Tian, Y. - Presenter, West Virginia University
Zamarripa, M. A., National Energy Technology Laboratory
Paul, B., University of Wisconsin-Madison
Computer-aided process design plays a critical role in chemical process industry which can quantitatively evaluate process alternatives and identify ways of improvements. However, it is a challenging task to decide on the optimal design among plethora of plausible process configurations. Process synthesis [1-2] provides an instrumental tool striving to determine the most promising equipment and stream combinations together with optimal design and operating conditions driven by mathematical optimization. These strategies typically require a postulation of a superstructure network encapsulating all flowsheets of interest [3-4], which restrict the optimality and creativity of process design by expert knowledge. More recently, reinforcement learning (RL)-assisted process design has received increasing interest [5-7] which offers the potential to identify optimal process solutions without pre-postulating process structures. However, a key open research question lies in how to enable the RL agent to effectively search the resulting combinatorial design space, in which the number of infeasible designs can be larger than the feasible ones in orders of magnitude.

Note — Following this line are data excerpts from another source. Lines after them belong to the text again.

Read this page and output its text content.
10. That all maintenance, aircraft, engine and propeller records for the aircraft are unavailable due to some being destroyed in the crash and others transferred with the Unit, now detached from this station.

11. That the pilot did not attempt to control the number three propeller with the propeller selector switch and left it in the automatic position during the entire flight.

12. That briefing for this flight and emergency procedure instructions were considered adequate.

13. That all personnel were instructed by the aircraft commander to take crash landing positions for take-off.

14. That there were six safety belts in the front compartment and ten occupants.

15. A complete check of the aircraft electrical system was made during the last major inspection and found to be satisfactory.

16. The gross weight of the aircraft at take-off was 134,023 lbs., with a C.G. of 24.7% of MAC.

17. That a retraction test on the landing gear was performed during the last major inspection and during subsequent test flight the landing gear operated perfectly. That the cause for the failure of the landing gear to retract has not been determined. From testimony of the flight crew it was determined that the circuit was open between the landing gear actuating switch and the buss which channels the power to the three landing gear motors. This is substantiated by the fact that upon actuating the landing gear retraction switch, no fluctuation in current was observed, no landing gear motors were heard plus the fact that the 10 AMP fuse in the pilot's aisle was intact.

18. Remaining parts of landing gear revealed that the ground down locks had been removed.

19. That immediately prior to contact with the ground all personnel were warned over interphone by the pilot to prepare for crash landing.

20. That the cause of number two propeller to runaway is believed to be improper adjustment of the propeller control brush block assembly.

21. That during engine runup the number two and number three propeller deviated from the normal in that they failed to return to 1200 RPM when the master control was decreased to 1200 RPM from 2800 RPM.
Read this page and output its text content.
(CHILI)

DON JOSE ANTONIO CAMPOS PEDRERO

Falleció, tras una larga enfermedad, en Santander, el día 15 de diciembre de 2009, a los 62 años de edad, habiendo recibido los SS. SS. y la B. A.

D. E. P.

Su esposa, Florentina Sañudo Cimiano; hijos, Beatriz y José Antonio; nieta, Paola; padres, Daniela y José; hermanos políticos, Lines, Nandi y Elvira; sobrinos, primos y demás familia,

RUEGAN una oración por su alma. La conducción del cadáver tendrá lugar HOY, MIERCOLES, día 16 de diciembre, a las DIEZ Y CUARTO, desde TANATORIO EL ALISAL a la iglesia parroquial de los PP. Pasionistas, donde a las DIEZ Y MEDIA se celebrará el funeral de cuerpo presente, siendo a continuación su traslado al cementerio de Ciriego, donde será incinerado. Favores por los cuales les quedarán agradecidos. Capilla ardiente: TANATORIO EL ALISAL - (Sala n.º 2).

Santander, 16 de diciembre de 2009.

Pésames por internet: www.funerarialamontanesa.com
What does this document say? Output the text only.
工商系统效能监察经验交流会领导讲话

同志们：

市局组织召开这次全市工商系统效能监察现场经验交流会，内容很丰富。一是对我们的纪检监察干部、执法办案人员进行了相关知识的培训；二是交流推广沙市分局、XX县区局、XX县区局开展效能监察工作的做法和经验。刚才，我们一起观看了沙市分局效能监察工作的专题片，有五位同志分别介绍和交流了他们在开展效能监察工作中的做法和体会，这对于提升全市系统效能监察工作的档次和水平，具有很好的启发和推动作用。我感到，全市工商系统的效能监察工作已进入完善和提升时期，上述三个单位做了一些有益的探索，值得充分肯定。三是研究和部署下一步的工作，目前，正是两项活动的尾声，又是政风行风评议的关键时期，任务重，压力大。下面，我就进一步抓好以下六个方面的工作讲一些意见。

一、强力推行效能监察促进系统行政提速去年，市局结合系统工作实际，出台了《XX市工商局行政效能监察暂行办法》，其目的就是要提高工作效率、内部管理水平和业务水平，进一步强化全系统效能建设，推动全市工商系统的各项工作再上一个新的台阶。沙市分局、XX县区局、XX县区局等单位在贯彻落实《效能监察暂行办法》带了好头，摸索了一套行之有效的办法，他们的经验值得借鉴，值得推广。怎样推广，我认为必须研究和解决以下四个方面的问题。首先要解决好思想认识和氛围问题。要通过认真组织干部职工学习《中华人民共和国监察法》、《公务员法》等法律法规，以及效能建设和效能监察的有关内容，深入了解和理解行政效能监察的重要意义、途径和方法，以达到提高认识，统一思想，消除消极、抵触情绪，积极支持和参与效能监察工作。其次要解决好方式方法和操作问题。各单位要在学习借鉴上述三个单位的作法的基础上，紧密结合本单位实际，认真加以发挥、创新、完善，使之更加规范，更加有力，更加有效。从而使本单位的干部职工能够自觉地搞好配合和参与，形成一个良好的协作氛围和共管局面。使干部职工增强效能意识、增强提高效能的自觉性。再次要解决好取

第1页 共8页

In this work, we present an extension of the RL approach for systematic process design recently developed under a collaborative project [8]. Therein, the workflow starts with the users selecting a pool of candidate process units (e.g., flash column, reactor), the rigorous models of which are supported by the Institute for the Design of Advanced Energy System (IDAES) Integrated Platform [9]. Initial process designs are generated via random initializations as stream inlet-outlet matrices and optimized using the IDAES platform, the objective function value of which is the reward to RL agent. Deep Q-Network [10] is employed as the RL agent including a series of convolutional neural network layers and fully connected layers to compute the actions of adding or removing any stream connections, thus creating a new process design. A new posterior recycle screening procedure is incorporated which can systematically identify the redundant recycle loops due to the existence of mixer(s) and splitter(s). The process design will be informed back to the RL agent to refine its learning. The iteration continues until the maximum number of steps is reached with a number of feasible process designs generated. To further expedite the RL search of the design space which can comprise the selection of any candidate unit(s) with arbitrary stream connections, we investigate the different definitions of RL reward function and their impacts in driving RL agent to explore more complicated versus intensified process configurations. A sub-space search strategy is also developed to branch the feasible design space with parallel computing to accelerate the discovery of feasible process design solutions and ensure the robust search particularly when a large pool of candidate process units is selected by the user. The potential and efficiency of the enhanced RL-assisted process design strategy will be demonstrated via a hydrodealkylation example.